Federal Court refuses to vary Quality Kebabs’ additional damages
On 13 June 2014, Quality Kebabs Wholesalers Pty Limited (Quality Kebabs) was found liable for infringing the registered trade mark of Halal Certification Authority Pty Limited (HCA) by issuing false certificates bearing the mark to two kebab shops. Justice Perram awarded only nominal compensatory damages for infringement, but also ordered additional damages in the amount of $91,015 against Quality Kebabs pursuant to section 126(2) of the Trade Marks Act (the Act). Read the full report here.
In a decision handed down on 11 August 2014, Justice Perram refused Quality Kebabs’ application to reduce the sum of additional damages. Quality Kebabs argued that because section 126(2) came into effect on 15 April 2013, additional damages could not be awarded for conduct occurring prior to that date. Quality Kebabs had been found liable for infringements occurring between August 2012 and September 2013.
However Perram J found that section 126(2) of the Act is procedural in nature, and procedural statutes can have retrospective effect. His Honour therefore refused to exercise his discretion to vary the order for additional damages.
Court had power to vary the interlocutory orders
HCA had taken out the orders made on 13 June 2014 before Quality Kebabs applied to have them varied, and therefore Quality Kebabs could not rely on the Court’s unfettered discretion to set aside orders that have not been entered.
Quality Kebabs had to rely on Rule 39.05 of the Federal Court Rules which sets out an exhaustive list of circumstances in which the Court can, in its discretion, vary or set aside an order that has been entered. It submitted that the order:
(i) was interlocutory (Rule 39.05(c));
(ii) did not reflect the intention of the Court (Rule 39.05(e)); or
(iii) was an accidental slip or omission (Rule 39.05(h)).
Justice Perram rejected (ii) and (iii) above, but found that the orders were interlocutory (i).
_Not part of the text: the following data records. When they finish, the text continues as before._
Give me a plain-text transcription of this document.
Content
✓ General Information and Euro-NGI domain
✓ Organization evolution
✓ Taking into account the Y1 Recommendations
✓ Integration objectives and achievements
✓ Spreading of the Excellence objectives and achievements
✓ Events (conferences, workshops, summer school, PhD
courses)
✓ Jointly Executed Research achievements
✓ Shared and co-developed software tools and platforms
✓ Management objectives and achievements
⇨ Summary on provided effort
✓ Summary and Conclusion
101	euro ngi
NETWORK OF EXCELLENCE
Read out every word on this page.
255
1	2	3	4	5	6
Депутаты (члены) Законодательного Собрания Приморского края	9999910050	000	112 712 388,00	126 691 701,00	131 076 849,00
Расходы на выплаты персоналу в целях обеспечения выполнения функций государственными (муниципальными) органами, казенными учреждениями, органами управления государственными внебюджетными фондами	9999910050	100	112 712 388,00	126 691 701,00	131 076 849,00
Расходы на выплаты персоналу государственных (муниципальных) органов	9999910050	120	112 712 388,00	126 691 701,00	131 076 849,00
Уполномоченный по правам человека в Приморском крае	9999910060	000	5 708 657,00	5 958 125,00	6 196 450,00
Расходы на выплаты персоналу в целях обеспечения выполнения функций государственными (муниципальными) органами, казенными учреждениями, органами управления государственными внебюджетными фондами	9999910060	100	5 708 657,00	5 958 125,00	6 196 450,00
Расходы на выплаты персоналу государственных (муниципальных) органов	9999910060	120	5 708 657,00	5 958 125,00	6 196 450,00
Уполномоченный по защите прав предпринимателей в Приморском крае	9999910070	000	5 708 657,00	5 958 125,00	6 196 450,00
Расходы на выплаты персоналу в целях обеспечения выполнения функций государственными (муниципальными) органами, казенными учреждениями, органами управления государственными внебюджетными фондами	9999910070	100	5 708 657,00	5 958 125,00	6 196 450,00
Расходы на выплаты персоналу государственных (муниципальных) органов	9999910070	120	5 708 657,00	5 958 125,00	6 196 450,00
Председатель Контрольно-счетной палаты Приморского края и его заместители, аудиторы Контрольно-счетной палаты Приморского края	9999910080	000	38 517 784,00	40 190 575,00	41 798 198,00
His Honour noted that a judgment or order is interlocutory if not all the rights of the parties that are in issue in the proceeding have been resolved.
In this case, one of the orders made on 13 June 2014 required the parties to file an agreed form of corrective advertisement, otherwise the matter would be relisted to determine the form of the order for corrective advertising.
The parties did not agree on the form of the corrective advertising and so the order for advertising had not been made. His Honour therefore found that the orders were interlocutory in nature, and the Court had the power to vary the orders under Rule 39.05(c).
The additional damages provision can have retrospective effect
In deciding whether to exercise his discretion, the question for the judge was whether s126(2) authorised an award of damages for the period prior to its commencement on 15 April 2013. His Honour referred to the general rule that unless a statute otherwise suggests, it is not construed to have retrospective operation. However, there is an exception for procedural statutes in that they will often apply to events in the past.
Justice Perram found that section 126(2) of the Act was procedural rather than substantive in that the right of the trade mark owner to sue for infringement and claim damages already existed, and section 126(2) varied the kind of damages which could be awarded. His Honour referred to authority for the principle that the addition by statute of a fresh remedy to facts which were already actionable is purely procedural.
Judge refused to vary the order against Quality Kebab Wholesalers
Having found that section 126(2) was a procedural provision, which could apply to infringements which occurred prior to its commencement, his Honour refused to vary the order and Quality Kebabs remains liable to pay $91,015 in additional damages for trade mark infringement to HCA.
Comment – orders for relief usually final
The circumstances in this case were unusual in that the order for additional damages was still interlocutory because the order for corrective advertising had not yet been finalised. It is more commonly the case that all orders for relief in a proceeding are made at the same time and then taken out by the party obtaining relief (such that the orders are final and cannot be varied under Rule 39.05).